À travers l’Espagne, Lettres de voyage
Imprimerie générale A. Côté et Cie (p. 131-136).


xix

LES MONUMENTS DE SÉVILLE

La cathédrale — Sainte-Inez — La Caridad — L’Alcazar.

Deux monuments suffiraient à la gloire de Séville — sa cathédrale et l’Alcazar.

Au premier coup d’œil jeté sur la cathédrale, on est cependant désappointé, et cela est dû, sans doute, à ses vastes dimensions, dont on ne peut saisir tout d’abord l’harmonie. Mais, comme dans Saint-Pierre du Vatican, on finit par en mesurer les proportions symétriques, et par en comprendre la grandeur ; plus on la voit, plus on l’admire.

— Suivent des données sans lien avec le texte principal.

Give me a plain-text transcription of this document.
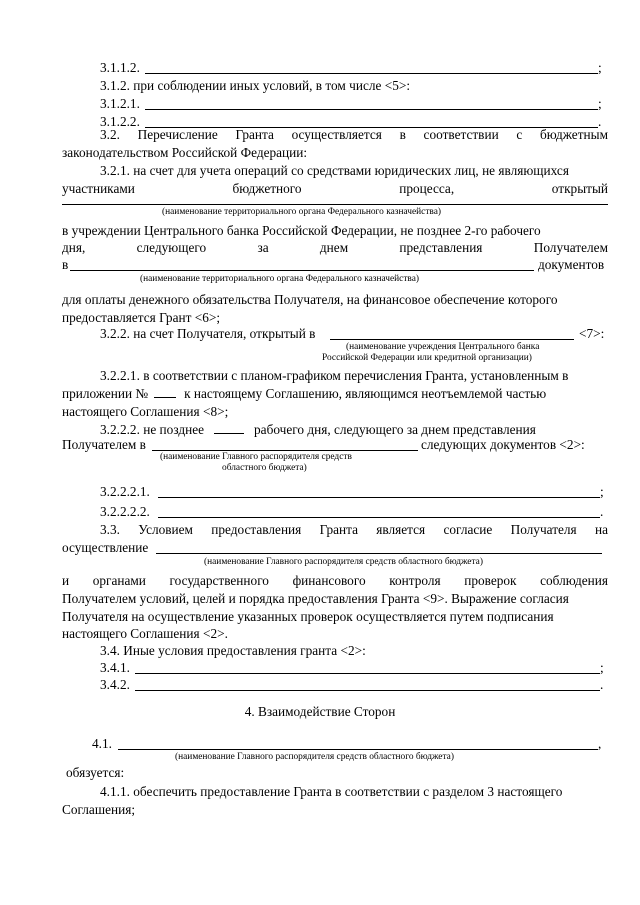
3.1.1.2.	;

3.1.2. при соблюдении иных условий, в том числе <5>:

3.1.2.1.	;

3.1.2.2.	.

3.2. Перечисление Гранта осуществляется в соответствии с бюджетным

законодательством Российской Федерации:

3.2.1. на счет для учета операций со средствами юридических лиц, не являющихся

участниками бюджетного процесса, открытый

(наименование территориального органа Федерального казначейства)

в учреждении Центрального банка Российской Федерации, не позднее 2-го рабочего

дня, следующего за днем представления Получателем

в	документов

(наименование территориального органа Федерального казначейства)

для оплаты денежного обязательства Получателя, на финансовое обеспечение которого

предоставляется Грант <6>;

3.2.2. на счет Получателя, открытый в	<7>:

(наименование учреждения Центрального банка

Российской Федерации или кредитной организации)

3.2.2.1. в соответствии с планом-графиком перечисления Гранта, установленным в

приложении №	к настоящему Соглашению, являющимся неотъемлемой частью

настоящего Соглашения <8>;

3.2.2.2. не позднее	рабочего дня, следующего за днем представления

Получателем в	следующих документов <2>:

(наименование Главного распорядителя средств

областного бюджета)

3.2.2.2.1.	;

3.2.2.2.2.	.

3.3. Условием предоставления Гранта является согласие Получателя на

осуществление

(наименование Главного распорядителя средств областного бюджета)

и органами государственного финансового контроля проверок соблюдения

Получателем условий, целей и порядка предоставления Гранта <9>. Выражение согласия

Получателя на осуществление указанных проверок осуществляется путем подписания

настоящего Соглашения <2>.

3.4. Иные условия предоставления гранта <2>:

3.4.1.	;

3.4.2.	.

4. Взаимодействие Сторон

4.1.	,

(наименование Главного распорядителя средств областного бюджета)

обязуется:

4.1.1. обеспечить предоставление Гранта в соответствии с разделом 3 настоящего

Соглашения;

On cherche en vain des termes de comparaison : elle ne ressemble ni à Saint-Pierre, ni au Dôme de Florence, ni à Notre-Dame de Paris, ni à Saint-Marc de Venise, ni à la cathédrale de Cologne. C’est de l’architecture gothique ; mais ce n’est ni le gothique pur, ni le style de la renaissance, ni l’art mauresque. C’est plutôt un mélange de tous les styles, non pas confondus mais réunis dans un ensemble colossal et imposant.

La longueur de l’édifice est de cent quatre vingt dix-huit mètres, et les quatre rangées de piliers, qui le partagent en cinq nefs, et qui soutiennent les voûtes, sont d’une hauteur qui jette l’imagination dans la stupeur. Malgré ses quatre-vingt-trois fenêtres, à vitraux coloriés d’après les dessins de Raphaël, de Michel-Ange, d’Albert Dürer et d’autres artistes, le jour pénètre à peine dans ce vaste temple, plein de mystère et de profondeur.

On y compte je ne sais combien de chapelles latérales, et quatre-vingts autels, où se disent tous les jours plusieurs centaines de messes.

Les orgues ressemblent à un temple à colonnes, et le cierge pascal, au grand mât d’un navire. Un monumento en bois et en carton, sur lequel on expose le saint Sacrement pendant la Semaine Sainte, a plus de cent pieds de hauteur.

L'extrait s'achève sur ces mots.